Title: USING TWO-DIMENTIONAL VIBRATIONAL CORRELATION SPECTROSCOPY TO STUDY AGRICULTURAL PROBLEMS Authors
|Barton Ii, Franklin|
|DE Haseth, James - UNIVERSITY OF GEORGIA|
Submitted to: United States-Japan Cooperative Program in Natural Resources
Publication Type: Proceedings
Publication Acceptance Date: November 18, 2004
Publication Date: December 8, 2004
Citation: Himmelsbach, D.S., Barton II, F.E., De Haseth, J.A. 2004. Using two-dimentional vibrational correlation spectroscopy to study agricultural problems. In: Proceedings of the 33rd Annual United States-Japan Cooperative Program in Natural Resources, December 8-21, 2004, Honolulu, Hawaii. p. 258-262. Interpretive Summary: The existence of multiple two-dimensional vibrational spectroscopic methods in separate programs have made them difficult to use together. Two forms of two-dimensional correlations have now been combined into one program that is accessible in the programming language, MATLAB. This permits the use of methods that compare spectral data within a single region or between two regions to be used together. Thus, near-infrared, mid-infrared and Raman spectral data of samples can all be to examine often hidden features. This has been applied to investigate the responses in these three regions to the differences between amylose and amylopectin, the major components of starch. This has led to the further understanding of spectral predictions of the composition and physical properties of grains.

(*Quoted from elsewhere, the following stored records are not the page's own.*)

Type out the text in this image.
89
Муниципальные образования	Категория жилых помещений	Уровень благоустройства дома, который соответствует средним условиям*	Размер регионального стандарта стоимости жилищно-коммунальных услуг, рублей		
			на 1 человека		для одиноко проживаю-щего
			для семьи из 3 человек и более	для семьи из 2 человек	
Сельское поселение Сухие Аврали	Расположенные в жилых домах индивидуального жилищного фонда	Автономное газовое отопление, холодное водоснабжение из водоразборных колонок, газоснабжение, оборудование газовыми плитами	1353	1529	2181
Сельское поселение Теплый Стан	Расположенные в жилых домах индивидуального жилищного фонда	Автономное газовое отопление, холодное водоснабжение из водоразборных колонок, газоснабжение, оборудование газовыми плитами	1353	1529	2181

Technical Abstract: A MATLAB based version of two forms of two-dimensional vibrational correlation spectroscopy has been developed to permit access to both self or homospectral correlation and cross or heterospectral correlation of various types vibrational spectroscopy. These types of vibrational spectroscopy include: near-infrared, mid-infrared and Raman. Two-dimensional vibrational spectroscopy was used to detect the spectral differences between amylose and amylopectin in all three of these spectral regions. This has permitted the interpretation of near-infrared from mid-infrared and Raman regions given the ability to understand and predict both compositional and viscoelastic properties of rice flour.